Personally I'd tune the engine at the minimum or wastegate boost pressure just to get an idea of the shape of the fuel/ignition maps and then begin tuning with the nitrous active. There isn't probably much to be learnt from tuning the engine in a state that it won't be actually running (ie high boost and no nitrous).

I’m a bit confuse how to approach this tuning. Because first we talked about dealing with one aspect at a time tuning the 4D table (if required) as raise the boost target. After this tune with nitrous the 5D table.

Can you please explain this again how and when to tune the 4D and 5D tables? If I tune minimum boost pressure I won’t use much correction on the 4D table right? Maybe more correction on the 5D or this will be a fix % of fuel for the shot of nitrous.

I’m going to tune it like you said. First minimum boost pressure then turn on the nitrous and raise the boost pressure. I’m a bit confused how when to use the corrections tables.


Ok I'll try and explain a little more thoroughly. First of all it's important to understand that your tuning should reflect the way the engine will be used. Drag racing is quite unique in this respect and we can concentrate almost solely on the WOT tuning as we don't really care what the cruise mixtures are like. It's all about optimising the use of your time.

My point was that it makes little sense to spend a large amount of time tuning the engine in a state that it will never run in (high boost, no nos) and one which could potentially be dangerous and difficult to tune due to the high IAT.

Here's how I would approach the tuning:

1. Tune the engine to wastegate boost pressure with no nitrous.

2. While still on wastegate boost, optimise the tune with nitrous active. This will let you make any required changes to the fuelling and ignition to suit. Remember if the boost remains constant, the changes you are making in the 5D table for fuel are solely as a result of the nitrous spray.

3. Raise your boost to your target. Due to the Load = MAP equation, as you raise the boost the AFR should track your target very accurately. You may find that as you start getting towards the flow limit of the turbo, the AFR moves rich. Correct these errors in the 4D table.

4. Have a beer. Bask in the glory of a job well done.

That explain all my confusions!!! #4. Is the easiest part of the tuning process. LOL

Now the ignition tuning I still have some questions about this.

The MBT will change with the nitrous on right?

How to tune the ignition table on high boost with nitrous? Just tune for MBT in usual way in main ignition table? Start low with ramp runs and repeat the ramp run looking for MBT? Or I need to use a 4D ignition table for when nitrous turns on and tune the 4D ignition table for MBT?

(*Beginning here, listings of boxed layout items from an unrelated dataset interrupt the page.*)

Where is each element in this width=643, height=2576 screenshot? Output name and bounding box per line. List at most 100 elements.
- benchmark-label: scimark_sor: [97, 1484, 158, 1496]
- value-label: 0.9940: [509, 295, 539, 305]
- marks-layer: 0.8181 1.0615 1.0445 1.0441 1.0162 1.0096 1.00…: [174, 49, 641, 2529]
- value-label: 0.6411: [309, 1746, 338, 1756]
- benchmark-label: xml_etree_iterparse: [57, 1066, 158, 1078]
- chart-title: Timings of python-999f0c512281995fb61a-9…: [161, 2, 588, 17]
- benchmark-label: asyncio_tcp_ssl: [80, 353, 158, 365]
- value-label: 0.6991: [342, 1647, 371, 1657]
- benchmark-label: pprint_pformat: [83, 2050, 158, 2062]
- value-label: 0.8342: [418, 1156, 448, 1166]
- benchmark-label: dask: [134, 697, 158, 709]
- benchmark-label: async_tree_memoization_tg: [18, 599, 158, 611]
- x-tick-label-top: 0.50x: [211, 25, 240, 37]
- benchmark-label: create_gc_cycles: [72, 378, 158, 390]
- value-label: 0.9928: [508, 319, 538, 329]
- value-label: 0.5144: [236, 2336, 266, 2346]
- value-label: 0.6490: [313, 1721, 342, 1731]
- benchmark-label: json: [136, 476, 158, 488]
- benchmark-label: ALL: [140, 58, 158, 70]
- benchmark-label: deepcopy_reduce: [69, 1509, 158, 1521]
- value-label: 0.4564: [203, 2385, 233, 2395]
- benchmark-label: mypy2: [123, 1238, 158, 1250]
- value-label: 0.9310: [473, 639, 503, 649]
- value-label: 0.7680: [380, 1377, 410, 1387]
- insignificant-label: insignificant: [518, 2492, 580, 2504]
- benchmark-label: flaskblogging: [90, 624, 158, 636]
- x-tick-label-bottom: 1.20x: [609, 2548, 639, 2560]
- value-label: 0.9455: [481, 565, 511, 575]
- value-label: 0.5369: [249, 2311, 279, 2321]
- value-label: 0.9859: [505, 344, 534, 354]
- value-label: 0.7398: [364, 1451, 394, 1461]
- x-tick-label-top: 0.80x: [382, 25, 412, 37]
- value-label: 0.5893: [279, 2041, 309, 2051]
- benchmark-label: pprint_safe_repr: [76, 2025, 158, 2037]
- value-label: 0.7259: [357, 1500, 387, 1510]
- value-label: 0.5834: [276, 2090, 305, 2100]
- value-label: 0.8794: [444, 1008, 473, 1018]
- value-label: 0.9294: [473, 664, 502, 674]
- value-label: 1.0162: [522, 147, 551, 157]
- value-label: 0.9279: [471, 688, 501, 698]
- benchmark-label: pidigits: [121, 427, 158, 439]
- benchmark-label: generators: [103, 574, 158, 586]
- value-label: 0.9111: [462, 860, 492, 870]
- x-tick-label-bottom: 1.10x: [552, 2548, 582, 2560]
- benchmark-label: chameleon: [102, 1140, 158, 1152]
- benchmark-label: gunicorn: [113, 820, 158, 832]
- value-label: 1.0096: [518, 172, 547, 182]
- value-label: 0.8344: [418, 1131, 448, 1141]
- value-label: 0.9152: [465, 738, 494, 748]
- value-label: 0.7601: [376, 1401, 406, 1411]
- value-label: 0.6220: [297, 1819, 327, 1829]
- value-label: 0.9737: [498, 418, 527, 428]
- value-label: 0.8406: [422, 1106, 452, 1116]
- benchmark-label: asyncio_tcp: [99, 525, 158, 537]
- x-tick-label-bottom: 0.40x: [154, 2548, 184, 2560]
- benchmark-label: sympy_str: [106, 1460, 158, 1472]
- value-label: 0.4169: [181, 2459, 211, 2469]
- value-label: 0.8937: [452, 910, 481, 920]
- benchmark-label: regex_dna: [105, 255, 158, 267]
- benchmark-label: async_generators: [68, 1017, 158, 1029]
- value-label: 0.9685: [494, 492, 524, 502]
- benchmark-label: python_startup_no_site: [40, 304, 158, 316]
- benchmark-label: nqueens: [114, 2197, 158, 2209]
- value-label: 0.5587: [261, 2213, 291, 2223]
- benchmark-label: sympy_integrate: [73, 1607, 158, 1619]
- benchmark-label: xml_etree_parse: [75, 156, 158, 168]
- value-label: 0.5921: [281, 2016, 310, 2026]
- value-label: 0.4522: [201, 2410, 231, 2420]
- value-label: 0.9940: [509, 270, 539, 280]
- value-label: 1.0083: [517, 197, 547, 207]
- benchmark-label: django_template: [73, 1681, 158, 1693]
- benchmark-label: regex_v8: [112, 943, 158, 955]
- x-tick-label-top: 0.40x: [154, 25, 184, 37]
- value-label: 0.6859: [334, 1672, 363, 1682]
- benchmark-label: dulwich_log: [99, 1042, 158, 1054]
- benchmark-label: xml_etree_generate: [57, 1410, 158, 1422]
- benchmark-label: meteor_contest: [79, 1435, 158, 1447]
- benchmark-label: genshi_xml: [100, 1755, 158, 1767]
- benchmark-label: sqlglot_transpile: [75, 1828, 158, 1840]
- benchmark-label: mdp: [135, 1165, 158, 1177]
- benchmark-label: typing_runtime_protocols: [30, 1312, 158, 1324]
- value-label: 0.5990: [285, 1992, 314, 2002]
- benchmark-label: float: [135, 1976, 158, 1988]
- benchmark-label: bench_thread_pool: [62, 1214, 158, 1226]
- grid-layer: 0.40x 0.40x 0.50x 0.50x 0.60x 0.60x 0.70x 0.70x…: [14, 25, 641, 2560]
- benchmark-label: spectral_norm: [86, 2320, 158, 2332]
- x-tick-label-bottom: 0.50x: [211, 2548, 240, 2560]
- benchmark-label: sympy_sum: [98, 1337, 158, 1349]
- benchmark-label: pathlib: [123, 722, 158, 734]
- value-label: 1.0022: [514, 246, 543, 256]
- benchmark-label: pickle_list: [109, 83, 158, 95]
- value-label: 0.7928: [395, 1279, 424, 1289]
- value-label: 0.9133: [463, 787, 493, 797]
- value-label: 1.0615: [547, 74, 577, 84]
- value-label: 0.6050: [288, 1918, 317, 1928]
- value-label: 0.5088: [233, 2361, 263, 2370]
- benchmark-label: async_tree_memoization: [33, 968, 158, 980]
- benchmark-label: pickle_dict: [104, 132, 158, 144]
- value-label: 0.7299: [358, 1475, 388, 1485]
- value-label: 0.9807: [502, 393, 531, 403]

I should have mentioned, it's important not to start with step 4 first. Too many beers will definitely have a negative affect on steps 1-3 ;)

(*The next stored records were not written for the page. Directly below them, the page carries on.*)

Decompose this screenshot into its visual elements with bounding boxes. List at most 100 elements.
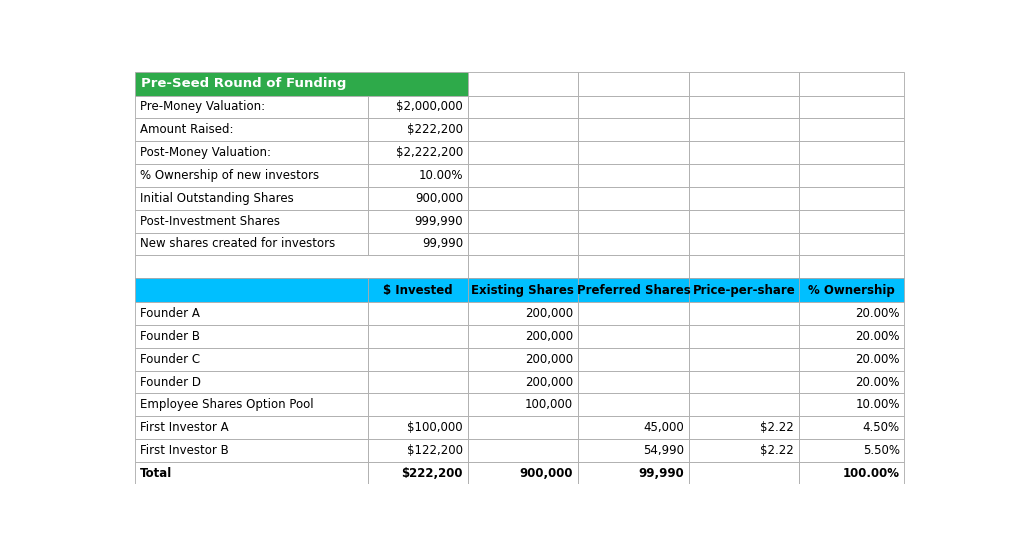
Bar	[799, 439, 905, 462]
Text: 10.00%: 10.00%	[855, 398, 900, 411]
Bar	[368, 325, 468, 348]
Bar	[690, 439, 799, 462]
Bar	[468, 393, 578, 416]
Bar	[468, 302, 578, 325]
Bar	[690, 255, 799, 278]
Bar	[135, 96, 368, 119]
Text: 20.00%: 20.00%	[855, 330, 900, 343]
Text: % Ownership: % Ownership	[808, 283, 895, 296]
Bar	[578, 393, 690, 416]
Bar	[578, 462, 690, 485]
Text: 10.00%: 10.00%	[418, 169, 463, 182]
Bar	[368, 164, 468, 187]
Bar	[135, 72, 468, 96]
Text: Pre-Money Valuation:: Pre-Money Valuation:	[140, 101, 265, 114]
Bar	[368, 209, 468, 232]
Bar	[690, 393, 799, 416]
Bar	[368, 119, 468, 141]
Bar	[468, 348, 578, 370]
Text: 900,000: 900,000	[519, 467, 573, 480]
Bar	[578, 348, 690, 370]
Bar	[578, 416, 690, 439]
Text: $222,200: $222,200	[407, 123, 463, 137]
Text: Pre-Seed Round of Funding: Pre-Seed Round of Funding	[141, 77, 346, 90]
Text: First Investor B: First Investor B	[140, 444, 228, 457]
Text: New shares created for investors: New shares created for investors	[140, 237, 335, 250]
Bar	[578, 325, 690, 348]
Bar	[135, 232, 368, 255]
Bar	[468, 278, 578, 302]
Text: Price-per-share: Price-per-share	[693, 283, 796, 296]
Bar	[578, 187, 690, 209]
Text: Post-Money Valuation:: Post-Money Valuation:	[140, 146, 270, 159]
Bar	[578, 370, 690, 393]
Bar	[368, 439, 468, 462]
Bar	[578, 72, 690, 96]
Text: 999,990: 999,990	[414, 214, 463, 227]
Bar	[135, 325, 368, 348]
Bar	[468, 416, 578, 439]
Text: First Investor A: First Investor A	[140, 421, 228, 434]
Bar	[135, 164, 368, 187]
Text: Employee Shares Option Pool: Employee Shares Option Pool	[140, 398, 314, 411]
Bar	[690, 462, 799, 485]
Bar	[468, 439, 578, 462]
Bar	[799, 164, 905, 187]
Bar	[368, 278, 468, 302]
Text: Founder D: Founder D	[140, 375, 200, 388]
Bar	[690, 348, 799, 370]
Bar	[468, 370, 578, 393]
Bar	[799, 462, 905, 485]
Text: $100,000: $100,000	[407, 421, 463, 434]
Bar	[690, 302, 799, 325]
Bar	[135, 119, 368, 141]
Text: Existing Shares: Existing Shares	[472, 283, 575, 296]
Bar	[135, 370, 368, 393]
Bar	[690, 209, 799, 232]
Bar	[468, 232, 578, 255]
Text: 45,000: 45,000	[644, 421, 685, 434]
Text: $122,200: $122,200	[407, 444, 463, 457]
Bar	[135, 187, 368, 209]
Text: $2,222,200: $2,222,200	[396, 146, 463, 159]
Bar	[799, 416, 905, 439]
Bar	[368, 232, 468, 255]
Bar	[690, 72, 799, 96]
Bar	[578, 209, 690, 232]
Text: $2,000,000: $2,000,000	[397, 101, 463, 114]
Bar	[799, 325, 905, 348]
Text: 20.00%: 20.00%	[855, 353, 900, 366]
Bar	[690, 119, 799, 141]
Bar	[799, 370, 905, 393]
Text: Founder A: Founder A	[140, 307, 199, 320]
Bar	[135, 255, 468, 278]
Bar	[135, 439, 368, 462]
Bar	[799, 141, 905, 164]
Bar	[690, 164, 799, 187]
Text: 54,990: 54,990	[644, 444, 685, 457]
Text: 4.50%: 4.50%	[862, 421, 900, 434]
Bar	[799, 393, 905, 416]
Text: 900,000: 900,000	[415, 192, 463, 205]
Text: $2.22: $2.22	[760, 421, 794, 434]
Bar	[799, 72, 905, 96]
Bar	[578, 232, 690, 255]
Bar	[135, 141, 368, 164]
Bar	[799, 348, 905, 370]
Text: $222,200: $222,200	[402, 467, 463, 480]
Bar	[690, 187, 799, 209]
Text: 99,990: 99,990	[421, 237, 463, 250]
Bar	[690, 370, 799, 393]
Bar	[135, 348, 368, 370]
Bar	[578, 255, 690, 278]
Bar	[135, 416, 368, 439]
Bar	[690, 232, 799, 255]
Bar	[578, 141, 690, 164]
Text: 200,000: 200,000	[525, 375, 573, 388]
Bar	[468, 462, 578, 485]
Bar	[799, 232, 905, 255]
Bar	[799, 255, 905, 278]
Bar	[468, 325, 578, 348]
Text: Post-Investment Shares: Post-Investment Shares	[140, 214, 280, 227]
Bar	[799, 302, 905, 325]
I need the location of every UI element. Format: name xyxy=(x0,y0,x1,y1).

The ignition timing can be approached fairly easily. You're right the timing will be affected by the nitrous. If you start as I suggested by tuning to wastegate boost pressure with no nitrous, you will have the ignition also optimised to MBT with no nitrous. Now when you bring in the nitrous you can make the appropriate changes - I recommend around 2 degrees retard per 50 hp shot of nitrous. You would make this change in the 4D ignition table.

You can now begin raising the boost and make your ignition timing changes in the main ignition map - The relative amount of retard required for nitrous operation will predominantly be base don the size of the nitrous shot and not the amount of boost.

This is probably not the only way to approach the tune but this is how I would personally deal with it.